Paul Kevin Curtis
Paul Kevin Curtis of Corinth, Miss., dressed as an Elvis impersonator in 1999. He was cleared April 23, 2013, of sending ricin-poisoned letters to officials. Reuters

Authorities dropped charges Tuesday against Paul Kevin Curtis, the Mississippi man accused of sending poisoned letters to the White House, a U.S. senator and a Mississippi judge, as attention turned to another man in connection with the poison attacks.

U.S. Magistrate Judge Allan Alexander ordered the charges dropped because “the ongoing investigation has revealed new information.” But the charges were dropped without prejudice, meaning they could be lodged again in the future.

Curtis, 45, of Corinth, Miss., was released on at midday, Jeff Woodfin, chief deputy of the U.S. Marshals Service for the Northern District of Mississippi, told the Washington Post.

Curtis’s release came a day after an FBI agent told a court a search of his home turned up no ricin, nor did investigators find any evidence that he was making it. No other physical evidence tying Curtis to the ricin mailings was presented in two days of federal court hearings, and a third day of hearings was canceled Tuesday morning without explanation, the AP reported.

Curtis appeared at a news conference early Tuesday evening outside the federal courthouse in Oxford with his attorney, Christi McCoy, who has strongly asserted Curtis’s innocence.

"I respect President Obama. I love my country and would never do anything to pose a threat to him or any other U.S. official,'' Curtis said. "This past week has been a nightmare for myself and my family. My mother has suffered as well as my children.''

McCoy said “it took a lot of planning, determination and patience” to carry out the ricin attacks.

“That is so not Kevin, to spend hours focused on making ricin,” she said.

Meanwhile, authorities searched the Tupelo home of J. Everett Dutschke, a disgraced former politician.

Dutschke, 41, is currently the subject of a child molestation investigation by the Tupelo Police Department and the Lee County Sheriff’s Department, reports the Jackson Clarion-Ledger. He adamantly claims that he has nothing to do with the ricin letters.
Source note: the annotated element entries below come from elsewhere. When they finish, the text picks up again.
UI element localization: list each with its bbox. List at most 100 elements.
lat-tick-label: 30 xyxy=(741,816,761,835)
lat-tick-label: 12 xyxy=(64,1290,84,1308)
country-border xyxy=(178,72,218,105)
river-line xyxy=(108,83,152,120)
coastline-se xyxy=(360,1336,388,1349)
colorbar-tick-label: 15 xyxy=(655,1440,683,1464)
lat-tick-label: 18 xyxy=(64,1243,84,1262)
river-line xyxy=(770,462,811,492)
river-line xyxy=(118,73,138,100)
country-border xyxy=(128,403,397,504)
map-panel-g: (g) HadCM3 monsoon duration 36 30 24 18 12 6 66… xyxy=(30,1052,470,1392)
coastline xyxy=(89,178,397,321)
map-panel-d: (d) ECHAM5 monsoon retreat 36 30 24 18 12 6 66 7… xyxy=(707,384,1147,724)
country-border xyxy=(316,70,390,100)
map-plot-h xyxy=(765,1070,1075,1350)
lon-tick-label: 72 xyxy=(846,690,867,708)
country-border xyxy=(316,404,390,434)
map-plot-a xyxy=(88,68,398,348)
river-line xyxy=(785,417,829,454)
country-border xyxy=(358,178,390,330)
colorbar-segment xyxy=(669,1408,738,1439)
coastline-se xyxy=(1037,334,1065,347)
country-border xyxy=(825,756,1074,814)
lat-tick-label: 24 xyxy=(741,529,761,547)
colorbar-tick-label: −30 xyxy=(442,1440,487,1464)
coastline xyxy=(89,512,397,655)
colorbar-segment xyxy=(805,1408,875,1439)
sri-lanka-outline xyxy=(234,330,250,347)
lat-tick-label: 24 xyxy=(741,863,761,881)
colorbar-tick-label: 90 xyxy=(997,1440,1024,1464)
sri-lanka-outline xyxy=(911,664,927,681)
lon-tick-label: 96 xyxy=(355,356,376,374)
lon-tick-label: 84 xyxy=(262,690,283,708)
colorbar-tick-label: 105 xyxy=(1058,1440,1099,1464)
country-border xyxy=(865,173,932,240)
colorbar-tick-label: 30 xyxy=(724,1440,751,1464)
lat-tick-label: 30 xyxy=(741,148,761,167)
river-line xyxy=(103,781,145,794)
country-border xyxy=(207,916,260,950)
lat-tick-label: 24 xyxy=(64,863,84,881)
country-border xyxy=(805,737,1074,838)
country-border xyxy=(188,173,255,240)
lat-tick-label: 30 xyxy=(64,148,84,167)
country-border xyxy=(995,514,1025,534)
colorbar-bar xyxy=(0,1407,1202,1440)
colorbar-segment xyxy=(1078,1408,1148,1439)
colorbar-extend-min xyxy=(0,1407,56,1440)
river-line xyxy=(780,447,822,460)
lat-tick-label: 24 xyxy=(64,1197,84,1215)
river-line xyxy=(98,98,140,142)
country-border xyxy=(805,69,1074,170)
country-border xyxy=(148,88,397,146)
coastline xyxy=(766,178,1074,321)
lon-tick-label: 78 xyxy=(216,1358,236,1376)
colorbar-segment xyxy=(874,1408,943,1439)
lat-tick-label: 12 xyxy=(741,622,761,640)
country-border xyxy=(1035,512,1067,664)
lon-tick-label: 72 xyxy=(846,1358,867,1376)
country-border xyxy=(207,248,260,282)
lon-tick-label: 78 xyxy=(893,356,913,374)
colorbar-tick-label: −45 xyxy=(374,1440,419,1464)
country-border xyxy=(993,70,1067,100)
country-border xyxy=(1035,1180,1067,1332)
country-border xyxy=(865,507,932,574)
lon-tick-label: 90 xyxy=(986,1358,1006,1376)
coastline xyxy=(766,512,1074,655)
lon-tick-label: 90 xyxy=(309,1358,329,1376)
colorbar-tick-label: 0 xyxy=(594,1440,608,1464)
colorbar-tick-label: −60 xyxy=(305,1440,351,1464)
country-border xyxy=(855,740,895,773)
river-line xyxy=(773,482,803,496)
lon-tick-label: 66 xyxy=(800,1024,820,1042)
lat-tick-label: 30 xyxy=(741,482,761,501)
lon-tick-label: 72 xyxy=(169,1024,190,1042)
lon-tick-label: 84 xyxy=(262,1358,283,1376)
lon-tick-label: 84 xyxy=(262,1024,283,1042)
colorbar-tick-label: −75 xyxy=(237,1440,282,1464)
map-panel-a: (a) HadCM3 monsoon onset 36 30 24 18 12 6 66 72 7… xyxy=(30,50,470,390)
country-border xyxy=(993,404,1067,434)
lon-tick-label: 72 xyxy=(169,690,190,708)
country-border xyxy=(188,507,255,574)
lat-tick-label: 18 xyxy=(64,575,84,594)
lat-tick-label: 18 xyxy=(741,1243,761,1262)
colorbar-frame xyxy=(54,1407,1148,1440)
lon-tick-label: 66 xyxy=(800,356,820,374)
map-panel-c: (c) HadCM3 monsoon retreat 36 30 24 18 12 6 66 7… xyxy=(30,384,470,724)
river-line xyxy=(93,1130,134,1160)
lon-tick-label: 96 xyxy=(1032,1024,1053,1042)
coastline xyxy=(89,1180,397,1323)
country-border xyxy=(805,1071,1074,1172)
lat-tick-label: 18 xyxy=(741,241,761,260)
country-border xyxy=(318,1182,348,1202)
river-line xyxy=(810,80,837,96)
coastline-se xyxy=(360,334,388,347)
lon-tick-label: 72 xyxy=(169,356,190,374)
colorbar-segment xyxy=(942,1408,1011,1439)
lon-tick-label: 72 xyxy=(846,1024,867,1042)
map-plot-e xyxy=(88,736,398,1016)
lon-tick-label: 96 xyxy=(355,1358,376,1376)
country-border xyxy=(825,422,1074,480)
In a phone interview with the paper, Dustchke said he feels targeted by Curtis’ defense, and that he didn’t know why his name was brought into it.

“I guess Kevin got desperate. I feel like he’s getting away with the perfect crime,” he said.

He said his implication is a defense trick to establish reasonable doubt.

“I don’t know anything about this. Where are the allegations coming from? Who made the allegations? The defense attorney for the accused,” he said.

Dutschke said McCoy’s bringing his name into the case has caused his family a lot of problems.

“It has made my family incredibly unsafe. It has put a target on us, and it was reckless and irresponsible,” he said. “The phone has been ringing off the hook, with calls and hang-ups and all sorts of horrible things.”

Curtis was arrested last Wednesday at his home and charged with sending letters containing ricin to Obama, Sen. Roger Wicker, R-Miss., and a county judge in Mississippi. The first letter, to Wicker, was discovered April 15.

According to an FBI affidavit supporting the charges, Curtis allegedly mailed three identical letters on yellow paper laced with a poison believed to be ricin. The letters alluded to a long-held conspiracy theory about the trafficking in human body parts that Curtis had sought to expose.